Fast Money Blog- 7/22/22

The big story on Wall Street this week was the Netflix earnings release. On Tuesday, July 19th, Netflix, Inc. (NFLX) posted Q2 earnings with top-line revenue of $7.9 billion for the quarter, a 9% increase year-over-year. This increase was driven by an increase in average revenue per membership. In other words, revenue increased due to increases in subscription rates.

The company also said it lost nearly one million subscribers in the second quarter. That’s the largest subscriber loss in company history. (But short of the two million it had forecasted in Q1.)

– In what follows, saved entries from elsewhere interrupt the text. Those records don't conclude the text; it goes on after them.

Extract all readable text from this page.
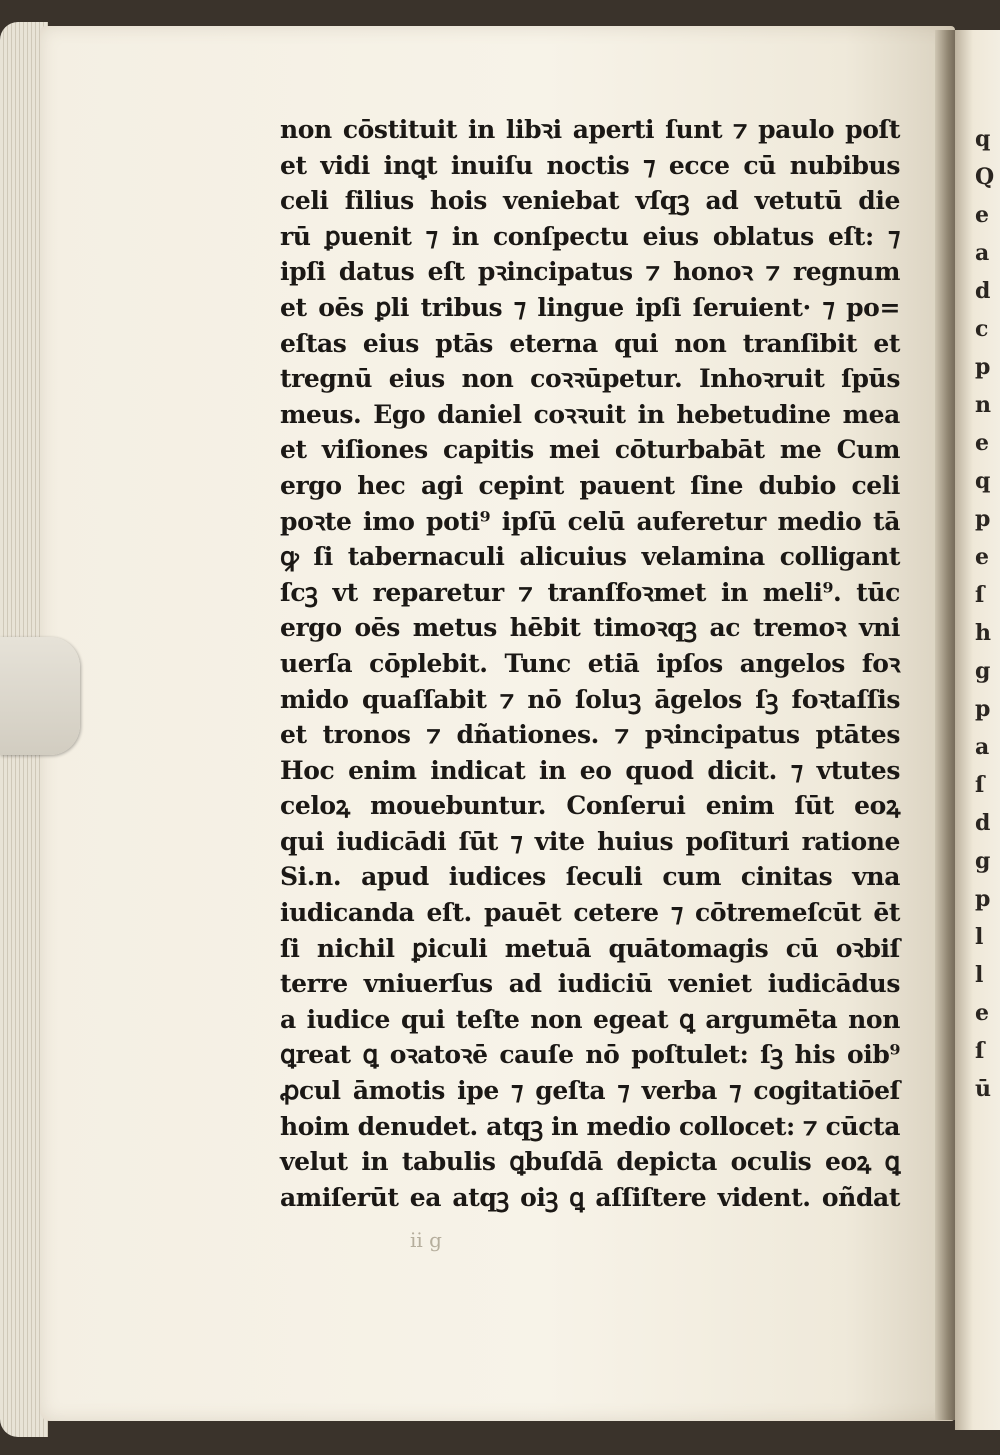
q
Q
e
a
d
c
p
n
e
q
p
e
ſ
h
g
p
a
ſ
d
g
p
l
l
e
ſ
ū
non cōstituit in libꝛi aperti ſunt ⁊ paulo poſt
et vidi inꝗt inuiſu noctis ⁊ ecce cū nubibus
celi filius hois veniebat vſqꝫ ad vetutū die
rū ꝑuenit ⁊ in conſpectu eius oblatus eſt: ⁊
ipſi datus eſt pꝛincipatus ⁊ honoꝛ ⁊ regnum
et oēs ꝑli tribus ⁊ lingue ipſi ſeruient· ⁊ po=
eſtas eius ptās eterna qui non tranſibit et
tregnū eius non coꝛꝛūpetur. Inhoꝛruit ſpūs
meus. Ego daniel coꝛꝛuit in hebetudine mea
et viſiones capitis mei cōturbabāt me Cum
ergo hec agi cepint pauent ſine dubio celi
poꝛte imo poti⁹ ipſū celū auferetur medio tā
ꝙ ſi tabernaculi alicuius velamina colligant
ſcꝫ vt reparetur ⁊ tranſfoꝛmet in meli⁹. tūc
ergo oēs metus hēbit timoꝛqꝫ ac tremoꝛ vni
uerſa cōplebit. Tunc etiā ipſos angelos foꝛ
mido quaſſabit ⁊ nō ſoluꝫ āgelos ſꝫ foꝛtaſſis
et tronos ⁊ dñationes. ⁊ pꝛincipatus ptātes
Hoc enim indicat in eo quod dicit. ⁊ vtutes
celoꝝ mouebuntur. Conſerui enim ſūt eoꝝ
qui iudicādi ſūt ⁊ vite huius poſituri ratione
Si.n. apud iudices ſeculi cum cinitas vna
iudicanda eſt. pauēt cetere ⁊ cōtremeſcūt ēt
ſi nichil ꝑiculi metuā quātomagis cū oꝛbiſ
terre vniuerſus ad iudiciū veniet iudicādus
a iudice qui teſte non egeat ꝗ argumēta non
ꝗreat ꝗ oꝛatoꝛē cauſe nō poſtulet: ſꝫ his oib⁹
ꝓcul āmotis ipe ⁊ geſta ⁊ verba ⁊ cogitatiōeſ
hoim denudet. atqꝫ in medio collocet: ⁊ cūcta
velut in tabulis ꝗbuſdā depicta oculis eoꝝ ꝗ
amiſerūt ea atqꝫ oiꝫ ꝗ aſſiſtere vident. oñdat
ii g
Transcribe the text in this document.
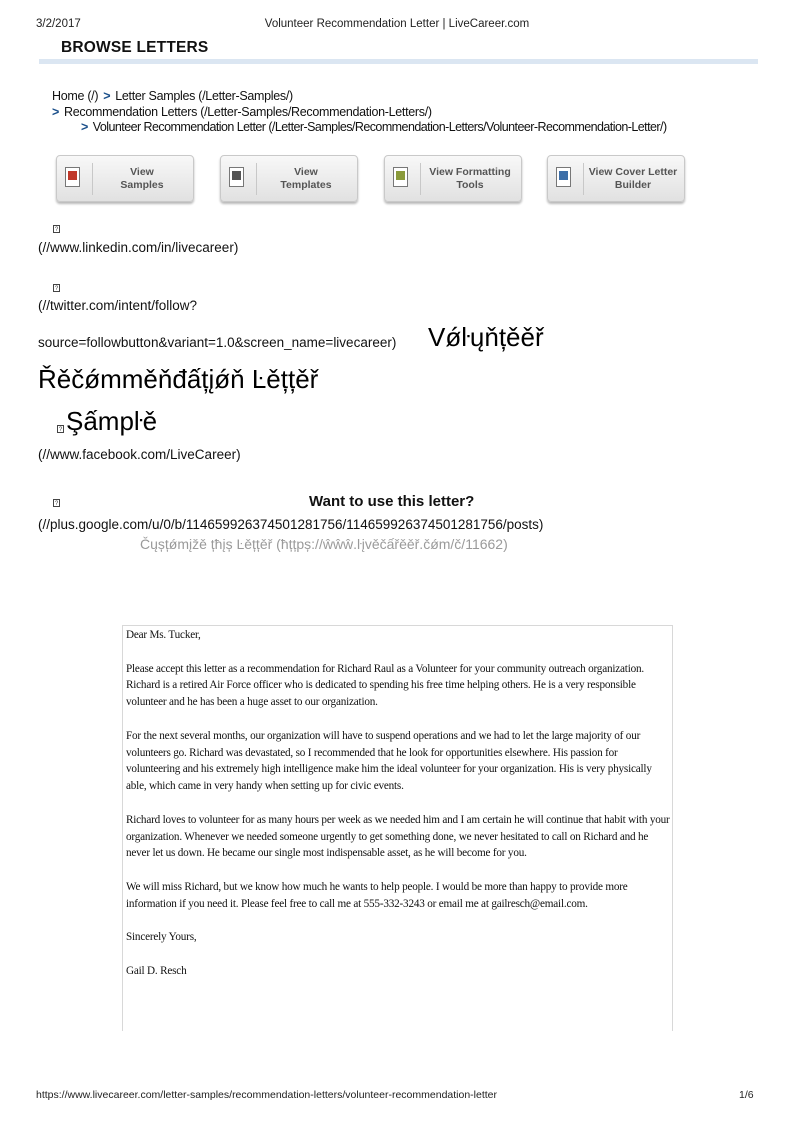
3/2/2017	Volunteer Recommendation Letter | LiveCareer.com
BROWSE LETTERS
Home (/) > Letter Samples (/Letter-Samples/)
> Recommendation Letters (/Letter-Samples/Recommendation-Letters/)
> Volunteer Recommendation Letter (/Letter-Samples/Recommendation-Letters/Volunteer-Recommendation-Letter/)
View
Samples
View
Templates
View Formatting
Tools
View Cover Letter
Builder
?
(//www.linkedin.com/in/livecareer)
?
(//twitter.com/intent/follow?
source=followbutton&variant=1.0&screen_name=livecareer) Vǿŀųňțěěř
Řěčǿmměňđấțįǿň Ŀěțțěř
? Şấmpŀě
(//www.facebook.com/LiveCareer)
?	Want to use this letter?
(//plus.google.com/u/0/b/114659926374501281756/114659926374501281756/posts)
Čųșțǿmįžě țħįș Ŀěțțěř (ħțțpș://ŵŵŵ.ŀįvěčấřěěř.čǿm/č/11662)

Dear Ms. Tucker,

Please accept this letter as a recommendation for Richard Raul as a Volunteer for your community outreach organization. Richard is a retired Air Force officer who is dedicated to spending his free time helping others. He is a very responsible volunteer and he has been a huge asset to our organization.

For the next several months, our organization will have to suspend operations and we had to let the large majority of our volunteers go. Richard was devastated, so I recommended that he look for opportunities elsewhere. His passion for volunteering and his extremely high intelligence make him the ideal volunteer for your organization. His is very physically able, which came in very handy when setting up for civic events.

Richard loves to volunteer for as many hours per week as we needed him and I am certain he will continue that habit with your organization. Whenever we needed someone urgently to get something done, we never hesitated to call on Richard and he never let us down. He became our single most indispensable asset, as he will become for you.

We will miss Richard, but we know how much he wants to help people. I would be more than happy to provide more information if you need it. Please feel free to call me at 555-332-3243 or email me at gailresch@email.com.

Sincerely Yours,

Gail D. Resch

https://www.livecareer.com/letter-samples/recommendation-letters/volunteer-recommendation-letter	1/6
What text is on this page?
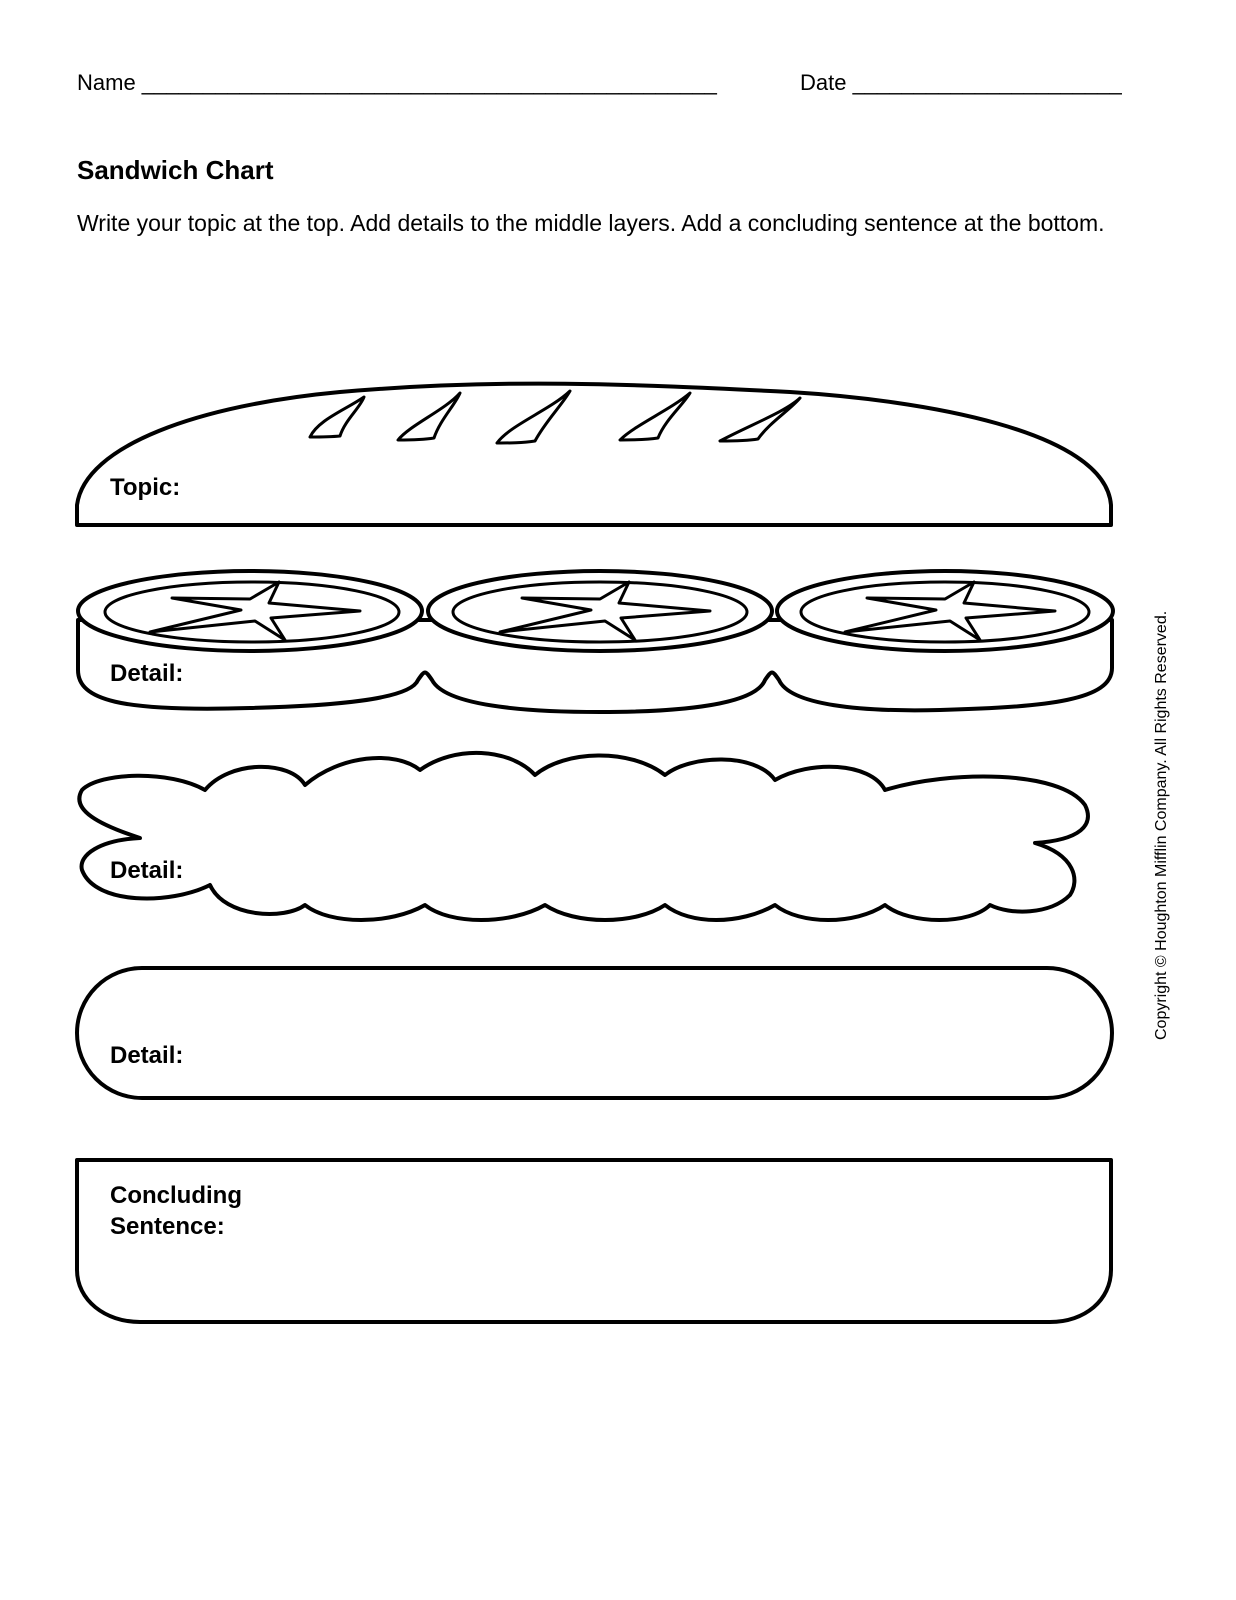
Name _______________________________________________	Date ______________________
Sandwich Chart
Write your topic at the top. Add details to the middle layers. Add a concluding sentence at the bottom.
Topic:
Detail:
Detail:
Detail:
Concluding Sentence:
Copyright © Houghton Mifflin Company. All Rights Reserved.
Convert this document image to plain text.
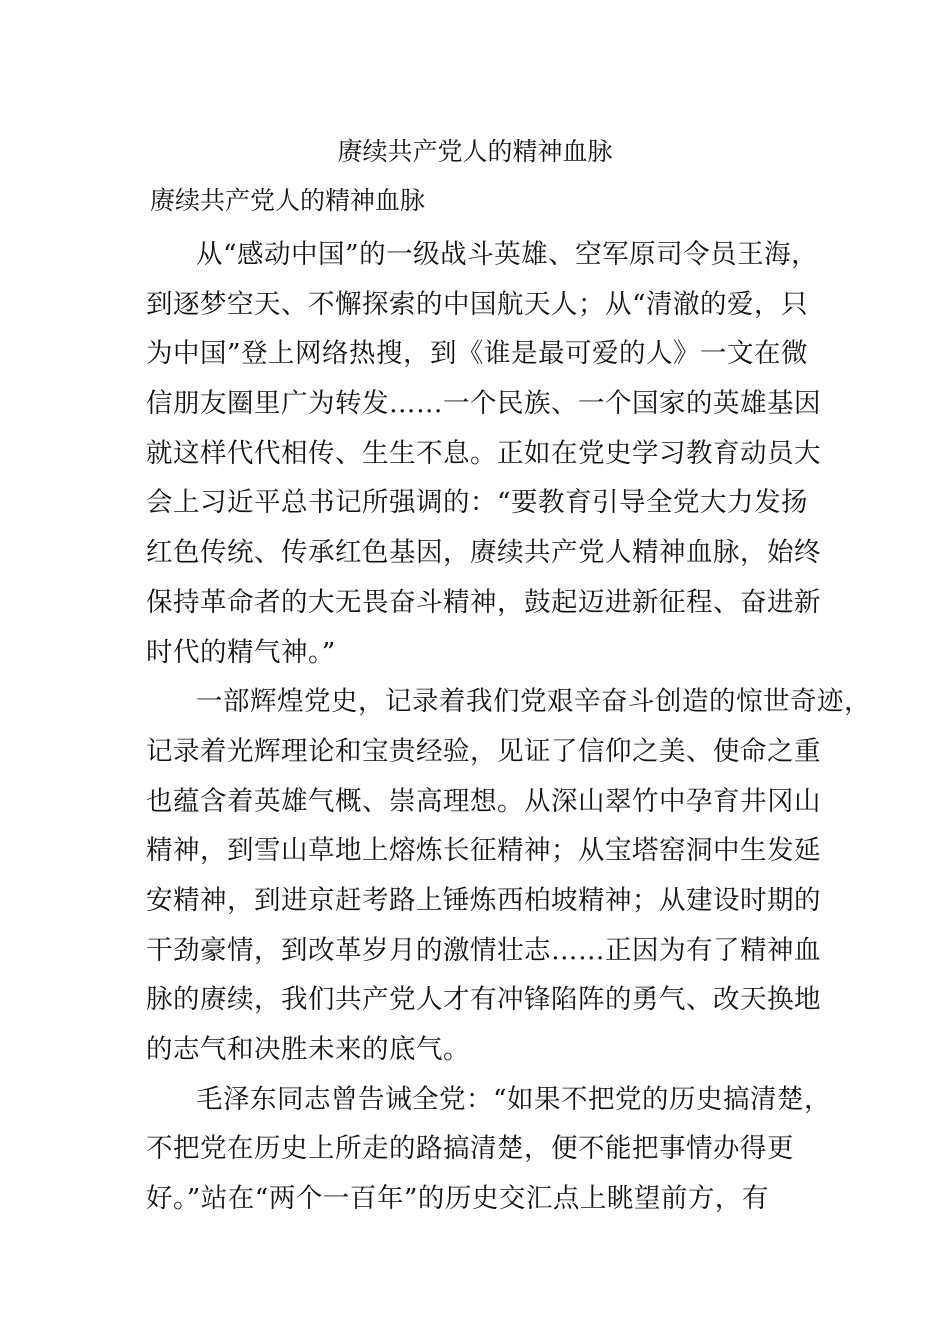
赓续共产党人的精神血脉
赓续共产党人的精神血脉
从“感动中国”的一级战斗英雄、空军原司令员王海，
到逐梦空天、不懈探索的中国航天人；从“清澈的爱，只
为中国”登上网络热搜，到《谁是最可爱的人》一文在微
信朋友圈里广为转发……一个民族、一个国家的英雄基因
就这样代代相传、生生不息。正如在党史学习教育动员大
会上习近平总书记所强调的：“要教育引导全党大力发扬
红色传统、传承红色基因，赓续共产党人精神血脉，始终
保持革命者的大无畏奋斗精神，鼓起迈进新征程、奋进新
时代的精气神。”
一部辉煌党史，记录着我们党艰辛奋斗创造的惊世奇迹，
记录着光辉理论和宝贵经验，见证了信仰之美、使命之重
也蕴含着英雄气概、崇高理想。从深山翠竹中孕育井冈山
精神，到雪山草地上熔炼长征精神；从宝塔窑洞中生发延
安精神，到进京赶考路上锤炼西柏坡精神；从建设时期的
干劲豪情，到改革岁月的激情壮志……正因为有了精神血
脉的赓续，我们共产党人才有冲锋陷阵的勇气、改天换地
的志气和决胜未来的底气。
毛泽东同志曾告诫全党：“如果不把党的历史搞清楚，
不把党在历史上所走的路搞清楚，便不能把事情办得更
好。”站在“两个一百年”的历史交汇点上眺望前方，有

Looking towards the future, Netflix announced their plans to pump up revenue growth. The company will launch an advertising-supported product in the early part of 2023, adding a cheaper subscription tier.

The company is also expanding their crack-down on password sharing, which has added to slowing revenue growth, as well as focusing on more premium content, including a spin-off of their popular “Stranger Things” series and big-budget, star-driven movie releases.

At this time I do not recommend NFLX as a short-term trade or a long-term hold.

Because of the recent pull back in the stock market I prefer that you invest and trade stocks like: Lowe’s (LOW), Microsoft Corporation (MSFT) and Nike, Inc. (NKE), that have a history of top line revenue growth and dividend increases.